Greens call for pulp mill referendum and intend to move no confidence motion in Government
THE Greens have confirmed their intentions to move a no confidence motion in the Government today when they table legislation to remove doubt about the legal validity of the Tamar Valley Pulp Mill permit.
Greens leader Nick McKim said the party would also move an amendment to the pulp mill Bill so that it could not begin unless it received support at a referendum on the legislation, to be held in conjunction with the coming election.
"All Tasmanians deserve to have a say on this toxic and divisive legislation and that's why the Greens will move to give the Tasmanian people the chance to kill it off for once and for all," he said.
"While Labor and Liberal dance to the tune of a faceless corporation which is only interested in the bottom line, the Greens will stand up to give Tasmanians a chance to create our own future by rejecting this toxic legislation.
"This is about far more than just a toxic and divisive pulp mill.

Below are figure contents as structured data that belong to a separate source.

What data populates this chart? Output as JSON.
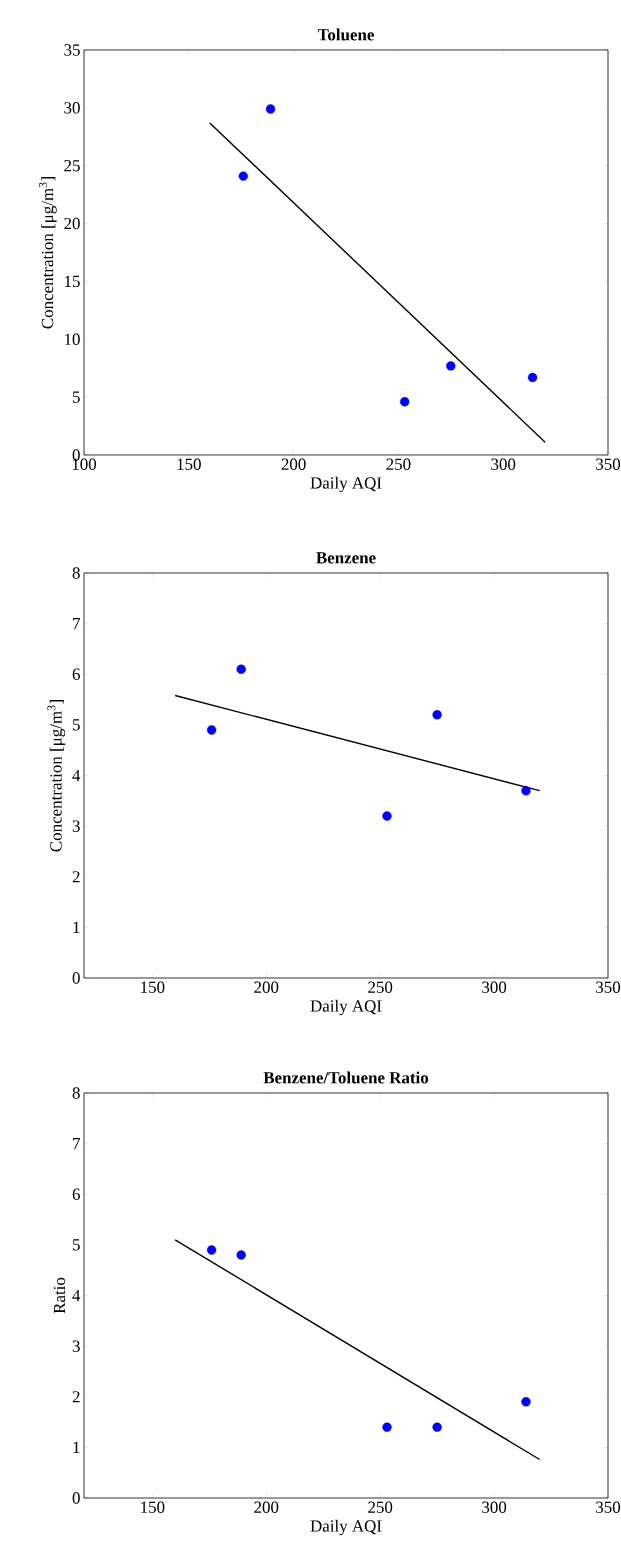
{
  "chart_data": [
    {
      "type": "scatter",
      "title": "Toluene",
      "xlabel": "Daily AQI",
      "ylabel": "Concentration [μg/m$^{3}$]",
      "xlim": [
        100,
        350
      ],
      "ylim": [
        0,
        35
      ],
      "xticks": [
        100,
        150,
        200,
        250,
        300,
        350
      ],
      "yticks": [
        0,
        5,
        10,
        15,
        20,
        25,
        30,
        35
      ],
      "series": [
        {
          "marker": "circle",
          "color": "#0000ff",
          "x": [
            176,
            189,
            253,
            275,
            314
          ],
          "values": [
            24.1,
            29.9,
            4.6,
            7.7,
            6.7
          ]
        },
        {
          "type": "line",
          "marker": "none",
          "color": "#000000",
          "x": [
            160,
            320
          ],
          "values": [
            28.7,
            1.1
          ]
        }
      ]
    },
    {
      "type": "scatter",
      "title": "Benzene",
      "xlabel": "Daily AQI",
      "ylabel": "Concentration [μg/m$^{3}$]",
      "xlim": [
        120,
        350
      ],
      "ylim": [
        0,
        8
      ],
      "xticks": [
        150,
        200,
        250,
        300,
        350
      ],
      "yticks": [
        0,
        1,
        2,
        3,
        4,
        5,
        6,
        7,
        8
      ],
      "series": [
        {
          "marker": "circle",
          "color": "#0000ff",
          "x": [
            176,
            189,
            253,
            275,
            314
          ],
          "values": [
            4.9,
            6.1,
            3.2,
            5.2,
            3.7
          ]
        },
        {
          "type": "line",
          "marker": "none",
          "color": "#000000",
          "x": [
            160,
            320
          ],
          "values": [
            5.58,
            3.7
          ]
        }
      ]
    },
    {
      "type": "scatter",
      "title": "Benzene/Toluene Ratio",
      "xlabel": "Daily AQI",
      "ylabel": "Ratio",
      "xlim": [
        120,
        350
      ],
      "ylim": [
        0,
        8
      ],
      "xticks": [
        150,
        200,
        250,
        300,
        350
      ],
      "yticks": [
        0,
        1,
        2,
        3,
        4,
        5,
        6,
        7,
        8
      ],
      "series": [
        {
          "marker": "circle",
          "color": "#0000ff",
          "x": [
            176,
            189,
            253,
            275,
            314
          ],
          "values": [
            4.9,
            4.8,
            1.4,
            1.4,
            1.9
          ]
        },
        {
          "type": "line",
          "marker": "none",
          "color": "#000000",
          "x": [
            160,
            320
          ],
          "values": [
            5.1,
            0.76
          ]
        }
      ]
    }
  ]
}
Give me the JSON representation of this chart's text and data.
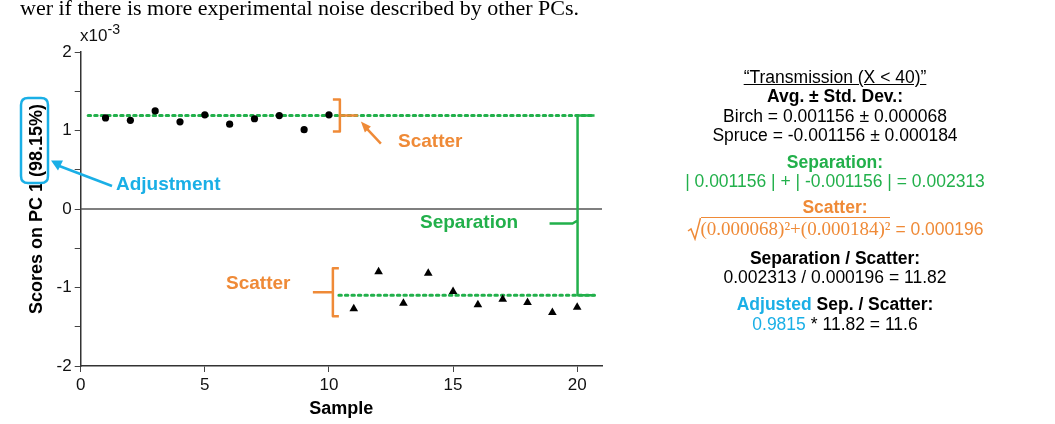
{
  "chart_data": {
    "type": "scatter",
    "xlabel": "Sample",
    "ylabel": "Scores on PC 1 (98.15%)",
    "xlim": [
      0,
      21
    ],
    "xticks": [
      0,
      5,
      10,
      15,
      20
    ],
    "ylim": [
      -2,
      2
    ],
    "yticks": [
      -2,
      {
        "value": -1.5,
        "label": null
      },
      -1,
      {
        "value": -0.5,
        "label": null
      },
      0,
      {
        "value": 0.5,
        "label": null
      },
      1,
      {
        "value": 1.5,
        "label": null
      },
      2
    ],
    "grid": false,
    "legend": false,
    "series": [
      {
        "type": "scatter",
        "marker": "circle",
        "color": "#000000",
        "x": [
          1,
          2,
          3,
          4,
          5,
          6,
          7,
          8,
          9,
          10
        ],
        "values": [
          1.16,
          1.13,
          1.25,
          1.11,
          1.2,
          1.08,
          1.15,
          1.19,
          1.01,
          1.2
        ]
      },
      {
        "type": "scatter",
        "marker": "triangle",
        "color": "#000000",
        "x": [
          11,
          12,
          13,
          14,
          15,
          16,
          17,
          18,
          19,
          20
        ],
        "values": [
          -1.27,
          -0.8,
          -1.2,
          -0.82,
          -1.05,
          -1.22,
          -1.15,
          -1.19,
          -1.32,
          -1.25
        ]
      },
      {
        "type": "line",
        "marker": "none",
        "line_style": "dotted",
        "color": "#22b04b",
        "x": [
          0.3,
          20.7
        ],
        "values": [
          1.19,
          1.19
        ]
      },
      {
        "type": "line",
        "marker": "none",
        "line_style": "dotted",
        "color": "#22b04b",
        "x": [
          10.4,
          20.7
        ],
        "values": [
          -1.1,
          -1.1
        ]
      }
    ],
    "ref_lines": [
      {
        "axis": "y",
        "value": 0,
        "color": "#555555"
      }
    ],
    "annotations": [
      "wer if there is more experimental noise described by other PCs.",
      "x10$^{-3}$",
      "Scatter",
      "Adjustment",
      "Separation",
      "Scatter",
      "“Transmission (X < 40)”",
      "Avg. ± Std. Dev.:",
      "Birch = 0.001156 ± 0.000068",
      "Spruce = -0.001156 ± 0.000184",
      "Separation:",
      "| 0.001156 | + | -0.001156 | = 0.002313",
      "Scatter:",
      "(0.000068)²+(0.000184)²",
      "= 0.000196",
      "Separation / Scatter:",
      "0.002313 / 0.000196 = 11.82",
      "Adjusted",
      "Sep. / Scatter:",
      "0.9815",
      "* 11.82 = 11.6"
    ]
  }
}
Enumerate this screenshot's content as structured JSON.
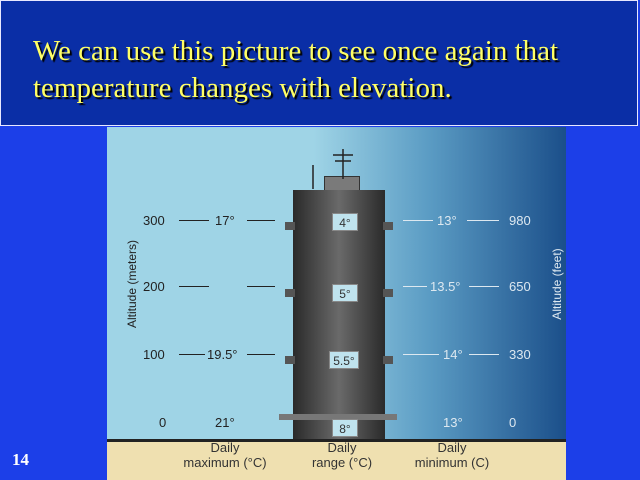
{
  "slide": {
    "title": "We can use this picture to see once again that temperature changes with elevation.",
    "number": "14"
  },
  "figure": {
    "left_axis_title": "Altitude (meters)",
    "right_axis_title": "Altitude (feet)",
    "rows": [
      {
        "meters": "300",
        "max": "17°",
        "range": "4°",
        "min": "13°",
        "feet": "980"
      },
      {
        "meters": "200",
        "max": "",
        "range": "5°",
        "min": "13.5°",
        "feet": "650"
      },
      {
        "meters": "100",
        "max": "19.5°",
        "range": "5.5°",
        "min": "14°",
        "feet": "330"
      },
      {
        "meters": "0",
        "max": "21°",
        "range": "8°",
        "min": "13°",
        "feet": "0"
      }
    ],
    "footer": {
      "max_line1": "Daily",
      "max_line2": "maximum (°C)",
      "range_line1": "Daily",
      "range_line2": "range (°C)",
      "min_line1": "Daily",
      "min_line2": "minimum (C)"
    }
  }
}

"It is about whether we want to continue the transformation into a prosperous future based on the things that make Tasmania unique and different to the rest of the world or whether we want to lock ourselves into ongoing public subsidies of bulk, undifferentiated commodity exports that have held us back so badly in the past."
Parliament was recalled for a special sitting this week and the doubts removal Bill is expected to be debated late into the night to avoid extra sitting days.
Permits for the $2.3 billion pulp mill are being sold as part of the consolidation of failed timber company Gunns by receiver KordaMentha, which says six potential buyers are interested in the mill.
Premier Lara Giddings said the legislation was important to the viability of the pulp mill.
"It's unfortunate that here we have the Liberal and Labor parties standing side by side to ensure that we get the legislative framework right, that can allow a pulp mill to be built in this state," she said.
Liberal forestry spokesman Peter Gutwein said recalling Parliament was just another ploy by the Government.
"If Labor were serious about the doubts removal Bill, they would have brought it to Parliament last year when KordaMentha asked them to," he said.
"Labor want to create an image of distancing themselves from the Greens before the election so they can win just enough seats to get back into bed with them after the election."
A "no pulp mill" rally will be held today on Parliament Lawns at 12.30pm. Speakers will include gardening guru Peter Cundall, Nick McKim, Tasmanian Conservation Trust director Peter McGlone, Tasmanian Aboriginal Centre secretary Ruth Langford and No Pulp Mill Alliance spokeswoman Lucy Langdon-Lane.
Sourced from The Mercury
So the moment has arrived! The Greens lose their portfolios and take their retaliation to push for a vote of no confidence should Labor push ahead with fast tracking amendments to the Tamar Valley Pulp Mill bill. So I wonder if this means that the proposed election date of March 15 may be earlier?